As our lives become more and more fast-paced and as we expect immediate results (same day Amazon Prime, anyone?), we are more in need of elements that bring us back to the present moment and get us to stop and just “be” more than ever.
The beauty of interior design wakes us up to the present moment
We’ve gotten rid of bathtubs in favor of larger and more efficient showers. We have replaced dining rooms with larger kitchens equipped with islands that encourage perching and standing rather than settling in for a longer and more leisurely meal. Because who has the time for that? We’ve got to get the kids to gymnastics and swim lessons and then it’s time for homework while said kids scarf down a reheated dinner at 8pm. I’m not judging at a distance. I know. I’ve been there and am there most days too, living my life as a full-time mom to a toddler, part-time career woman. But I have experienced glimpses of what it’s like to think of my home as a healing space rather than just a place to plug in my phone charger in between running from one commitment to the next.

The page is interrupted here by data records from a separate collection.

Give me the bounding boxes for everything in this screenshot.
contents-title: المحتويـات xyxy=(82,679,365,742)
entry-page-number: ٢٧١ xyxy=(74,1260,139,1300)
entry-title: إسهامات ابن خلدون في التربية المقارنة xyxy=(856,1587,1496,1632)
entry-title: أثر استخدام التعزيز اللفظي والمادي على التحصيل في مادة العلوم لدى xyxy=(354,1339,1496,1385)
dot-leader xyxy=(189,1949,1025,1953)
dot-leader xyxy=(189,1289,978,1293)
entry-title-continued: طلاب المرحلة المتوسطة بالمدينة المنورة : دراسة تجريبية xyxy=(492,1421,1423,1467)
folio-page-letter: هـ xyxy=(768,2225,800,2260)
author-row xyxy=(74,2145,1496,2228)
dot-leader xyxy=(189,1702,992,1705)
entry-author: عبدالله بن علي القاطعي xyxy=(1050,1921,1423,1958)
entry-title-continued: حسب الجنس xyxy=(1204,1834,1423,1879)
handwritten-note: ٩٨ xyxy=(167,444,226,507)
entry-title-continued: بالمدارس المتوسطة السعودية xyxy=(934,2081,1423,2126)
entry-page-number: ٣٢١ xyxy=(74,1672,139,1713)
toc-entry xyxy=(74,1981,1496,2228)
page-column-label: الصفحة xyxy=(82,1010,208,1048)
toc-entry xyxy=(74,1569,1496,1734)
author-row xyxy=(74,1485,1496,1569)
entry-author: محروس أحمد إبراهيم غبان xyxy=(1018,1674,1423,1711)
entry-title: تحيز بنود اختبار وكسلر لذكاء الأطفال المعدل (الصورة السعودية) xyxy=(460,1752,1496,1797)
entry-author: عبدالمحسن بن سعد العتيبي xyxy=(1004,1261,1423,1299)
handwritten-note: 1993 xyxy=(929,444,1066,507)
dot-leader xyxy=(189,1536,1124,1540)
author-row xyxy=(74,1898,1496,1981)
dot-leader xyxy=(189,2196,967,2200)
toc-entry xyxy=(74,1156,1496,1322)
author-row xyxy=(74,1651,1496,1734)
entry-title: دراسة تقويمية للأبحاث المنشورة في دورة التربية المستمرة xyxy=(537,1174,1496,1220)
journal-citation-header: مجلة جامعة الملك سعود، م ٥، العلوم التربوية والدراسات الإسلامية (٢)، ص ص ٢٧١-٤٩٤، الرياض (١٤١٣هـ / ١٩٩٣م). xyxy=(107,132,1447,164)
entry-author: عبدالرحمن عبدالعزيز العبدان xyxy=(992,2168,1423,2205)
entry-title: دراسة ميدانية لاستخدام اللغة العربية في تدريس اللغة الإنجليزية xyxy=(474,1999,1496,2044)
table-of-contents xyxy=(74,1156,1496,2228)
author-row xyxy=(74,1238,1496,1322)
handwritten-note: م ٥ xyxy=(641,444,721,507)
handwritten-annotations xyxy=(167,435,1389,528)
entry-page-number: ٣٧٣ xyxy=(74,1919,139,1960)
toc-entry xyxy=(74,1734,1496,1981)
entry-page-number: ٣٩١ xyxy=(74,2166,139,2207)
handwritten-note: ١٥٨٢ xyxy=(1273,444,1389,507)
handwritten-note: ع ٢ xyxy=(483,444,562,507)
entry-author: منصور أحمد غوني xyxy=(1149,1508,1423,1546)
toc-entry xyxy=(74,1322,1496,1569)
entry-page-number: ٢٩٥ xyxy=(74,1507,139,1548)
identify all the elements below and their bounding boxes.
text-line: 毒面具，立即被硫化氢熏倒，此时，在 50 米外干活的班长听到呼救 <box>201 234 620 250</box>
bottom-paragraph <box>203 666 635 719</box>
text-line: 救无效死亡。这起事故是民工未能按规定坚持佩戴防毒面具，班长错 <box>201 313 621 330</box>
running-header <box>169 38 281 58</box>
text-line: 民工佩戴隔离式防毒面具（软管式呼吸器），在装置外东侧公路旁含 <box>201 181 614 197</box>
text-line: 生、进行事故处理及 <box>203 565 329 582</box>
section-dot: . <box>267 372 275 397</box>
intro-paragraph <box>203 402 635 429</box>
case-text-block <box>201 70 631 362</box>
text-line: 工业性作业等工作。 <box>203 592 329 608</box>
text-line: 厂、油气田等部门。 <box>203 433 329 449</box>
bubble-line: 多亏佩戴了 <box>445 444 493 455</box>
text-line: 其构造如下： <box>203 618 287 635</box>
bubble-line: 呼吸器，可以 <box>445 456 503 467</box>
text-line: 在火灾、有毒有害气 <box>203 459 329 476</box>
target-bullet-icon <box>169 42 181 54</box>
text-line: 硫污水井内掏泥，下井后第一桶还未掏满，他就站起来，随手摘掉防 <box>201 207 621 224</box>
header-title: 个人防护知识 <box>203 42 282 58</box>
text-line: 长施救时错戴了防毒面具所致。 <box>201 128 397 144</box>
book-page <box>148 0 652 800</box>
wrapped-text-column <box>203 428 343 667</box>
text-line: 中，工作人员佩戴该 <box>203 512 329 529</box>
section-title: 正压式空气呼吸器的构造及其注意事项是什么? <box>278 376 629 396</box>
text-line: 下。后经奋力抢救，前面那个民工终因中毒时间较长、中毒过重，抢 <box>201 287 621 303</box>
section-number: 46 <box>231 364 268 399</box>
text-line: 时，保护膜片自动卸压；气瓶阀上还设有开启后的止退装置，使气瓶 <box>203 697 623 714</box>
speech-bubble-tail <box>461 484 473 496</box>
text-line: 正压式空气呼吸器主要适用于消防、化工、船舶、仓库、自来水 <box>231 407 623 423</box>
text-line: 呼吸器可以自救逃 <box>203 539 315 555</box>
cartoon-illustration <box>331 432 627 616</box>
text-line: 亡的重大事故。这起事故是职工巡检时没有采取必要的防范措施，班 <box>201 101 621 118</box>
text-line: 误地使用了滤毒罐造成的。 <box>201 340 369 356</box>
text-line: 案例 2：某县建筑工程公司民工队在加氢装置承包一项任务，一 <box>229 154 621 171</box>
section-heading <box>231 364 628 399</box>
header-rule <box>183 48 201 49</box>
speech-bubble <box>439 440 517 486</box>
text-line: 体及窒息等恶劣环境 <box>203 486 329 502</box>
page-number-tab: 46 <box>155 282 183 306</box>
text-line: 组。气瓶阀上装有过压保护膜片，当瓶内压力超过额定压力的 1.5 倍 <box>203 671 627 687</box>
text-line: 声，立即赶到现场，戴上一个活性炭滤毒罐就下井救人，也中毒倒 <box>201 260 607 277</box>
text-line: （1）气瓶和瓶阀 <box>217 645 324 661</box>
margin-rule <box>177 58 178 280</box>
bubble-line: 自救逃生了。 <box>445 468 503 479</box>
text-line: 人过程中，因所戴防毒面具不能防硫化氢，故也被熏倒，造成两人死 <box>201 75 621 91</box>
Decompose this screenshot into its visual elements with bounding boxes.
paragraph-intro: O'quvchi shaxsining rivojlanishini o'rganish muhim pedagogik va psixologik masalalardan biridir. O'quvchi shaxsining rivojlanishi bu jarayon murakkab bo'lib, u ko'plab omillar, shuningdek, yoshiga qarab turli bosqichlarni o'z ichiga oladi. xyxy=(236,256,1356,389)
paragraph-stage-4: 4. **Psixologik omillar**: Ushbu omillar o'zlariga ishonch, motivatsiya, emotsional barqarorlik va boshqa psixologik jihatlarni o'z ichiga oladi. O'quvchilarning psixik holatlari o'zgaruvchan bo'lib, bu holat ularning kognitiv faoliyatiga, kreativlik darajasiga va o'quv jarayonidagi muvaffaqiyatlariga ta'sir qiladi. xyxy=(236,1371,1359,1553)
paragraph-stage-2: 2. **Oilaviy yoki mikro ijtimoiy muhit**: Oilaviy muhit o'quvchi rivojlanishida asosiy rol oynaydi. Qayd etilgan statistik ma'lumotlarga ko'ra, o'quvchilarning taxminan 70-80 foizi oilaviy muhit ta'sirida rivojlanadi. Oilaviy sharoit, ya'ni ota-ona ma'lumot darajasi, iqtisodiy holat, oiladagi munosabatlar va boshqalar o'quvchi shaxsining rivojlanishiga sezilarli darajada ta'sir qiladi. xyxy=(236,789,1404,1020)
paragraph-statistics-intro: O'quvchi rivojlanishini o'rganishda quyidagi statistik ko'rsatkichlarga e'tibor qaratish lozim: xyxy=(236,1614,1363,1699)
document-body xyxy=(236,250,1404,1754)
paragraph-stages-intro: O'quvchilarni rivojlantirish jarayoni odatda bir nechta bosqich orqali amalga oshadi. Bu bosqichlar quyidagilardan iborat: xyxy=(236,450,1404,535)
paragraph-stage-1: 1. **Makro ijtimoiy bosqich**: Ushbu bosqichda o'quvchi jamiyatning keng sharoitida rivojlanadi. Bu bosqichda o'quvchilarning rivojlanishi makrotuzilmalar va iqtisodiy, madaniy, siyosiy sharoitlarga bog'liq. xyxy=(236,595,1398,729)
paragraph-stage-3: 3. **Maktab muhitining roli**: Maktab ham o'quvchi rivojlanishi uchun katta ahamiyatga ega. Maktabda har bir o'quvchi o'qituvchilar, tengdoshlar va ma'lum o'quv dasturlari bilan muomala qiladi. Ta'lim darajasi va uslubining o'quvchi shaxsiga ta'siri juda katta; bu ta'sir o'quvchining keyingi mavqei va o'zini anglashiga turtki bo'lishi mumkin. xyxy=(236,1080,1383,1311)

Don’t you just want to sit here and stay a while? Design: Margaret Winter Interiors
In the dead of winter here in Michigan, healing has meant having my own bathtub to soak away the muscle tension from holding a clingy toddler basically all day. It has also facilitated my inner healing: the simple act of exfoliating and taking care with my body has provided the opportunity for me to love my postpartum self. It took being sick for a month to get me back in the bathtub for the first time in probably three years. And I surprised myself to realize how much I had been living in a state of self-hate and judgment of my own body. It was only until I took the time to care for myself in an unhurried and meditative way that I could give myself permission to love my body again. I have never been so grateful for my (by no means fancy or high-end) bathtub. My bathroom won’t be featured in a design magazine anytime soon, but it has provided me with the space to heal.
Do I wish I could upgrade my bathroom? Sure! But for now, I’m content with its purpose.
And I also crave those unhurried meals. I want to get out my wedding china (why did I opt for hand-wash only?!), cook up a complicated meal, and sit around the dining table with loved ones – talking and laughing and lingering. (Check out my previous journal entries on creating fabulous table settings here and here, or even some DIY ideas here).
Good interior design isn’t mutually exclusive with fancy home integration technology, open concept floor plans, and white kitchens. Good interior design doesn’t only exist in between the pages of glossy home magazines. Be unapologetically passionate about how your home helps you heal and recharge. Good interior design should be support what is best for a fulfilled and healthy life.